今回はタイトルにもありますように「医療従事者が知っておくべき生活習慣の複雑さ!患者指導をする前に知っておくべきこととは?」という内容です。
⏬YouTubeチャンネル「リハビリ・ラボ」の動画はこちら!
今回の動画の紹介
生活習慣って何か考えたことがありますか?医療従事者であれば患者さんに対して服薬指導や運動指導、食事指導など様々な患者指導を行いますよね。その中でも患者さんの生活習慣を変更させるような指導を行うことだってしばしばありますよね?「運動しましょう!」「間食やめましょう!」「タバコは控えるようにしましょう!」などなど。あげればきりがないです。人にはそれぞれ生活習慣というものがありますが、そもそも生活習慣って何か皆さんが知っていますか?皆さんにここでお聞きします。普段「歯ブラシはどっちの手でしていますか?」「靴はどちらの足から履きますか?」・・・。「え?考えたことないし、意識したことないよ。そんなの。」そうです。それが習慣です。ではなぜ、そのような意識せずとも行うことができる習慣があなたにも形成されているのでしょうか?それを知らずして、患者指導はできません。今回の動画では患者指導を行う医療従事者に「生活習慣」とは何か?について知ってほしくて、考えてほしくて作成しました。ぜひご覧ください。
今回の動画では「そもそも生活習慣って何?」というところから始まります。
そんなもんわかっているわ!とつっこまれそうですが、これが本当に不思議なんですよね。
生活習慣って。
ここで皆さんに思い出して欲しいのですが、
「歯磨きは普段どちらの手で行いますか?」
「靴はどちらの足から履きますか?」
「え・・・そんなの考えたことがないわ」という返事がかえってきそうです。
そうです。
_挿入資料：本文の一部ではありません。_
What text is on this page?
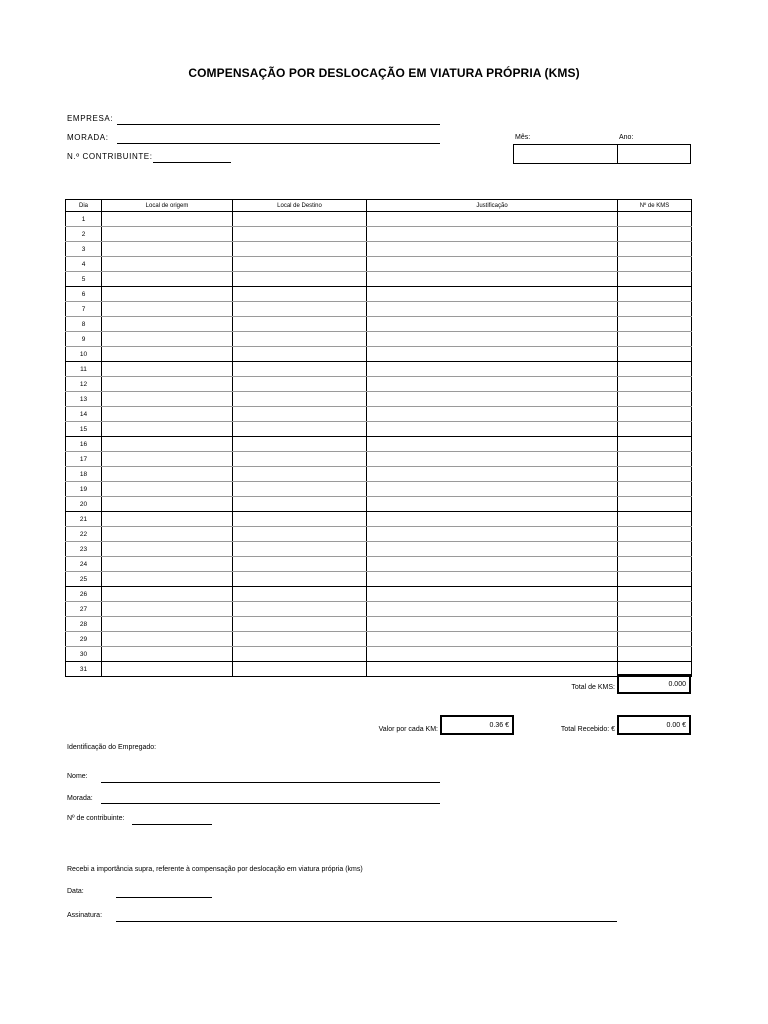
COMPENSAÇÃO POR DESLOCAÇÃO EM VIATURA PRÓPRIA (KMS)
EMPRESA:
MORADA:
N.º CONTRIBUINTE:
Mês:	Ano:
Dia	Local de origem	Local de Destino	Justificação	Nº de KMS
1				
2				
3				
4				
5				
6				
7				
8				
9				
10				
11				
12				
13				
14				
15				
16				
17				
18				
19				
20				
21				
22				
23				
24				
25				
26				
27				
28				
29				
30				
31				
Total de KMS:	0.000
Valor por cada KM:
0.36 €
Total Recebido: €
0.00 €
Identificação do Empregado:
Nome:
Morada:
Nº de contribuinte:
Recebi a importância supra, referente à compensação por deslocação em viatura própria (kms)
Data:
Assinatura:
つまりは私たちの行動もほとんどが何気ない、意識したことがない習慣でできているのです。
ちょいちょい出てくる図はYouTube動画の資料と同じです笑)
1日のうち自分で考えて行動をしていることって本当に少ないんですよね。
図にも出ているように私たちは自分で行動しているかのように思いますが、「自動操縦化」されています。
この自分で行っているように行っていない、つまりは考えて行動をしていない自動操縦モードが生活習慣です。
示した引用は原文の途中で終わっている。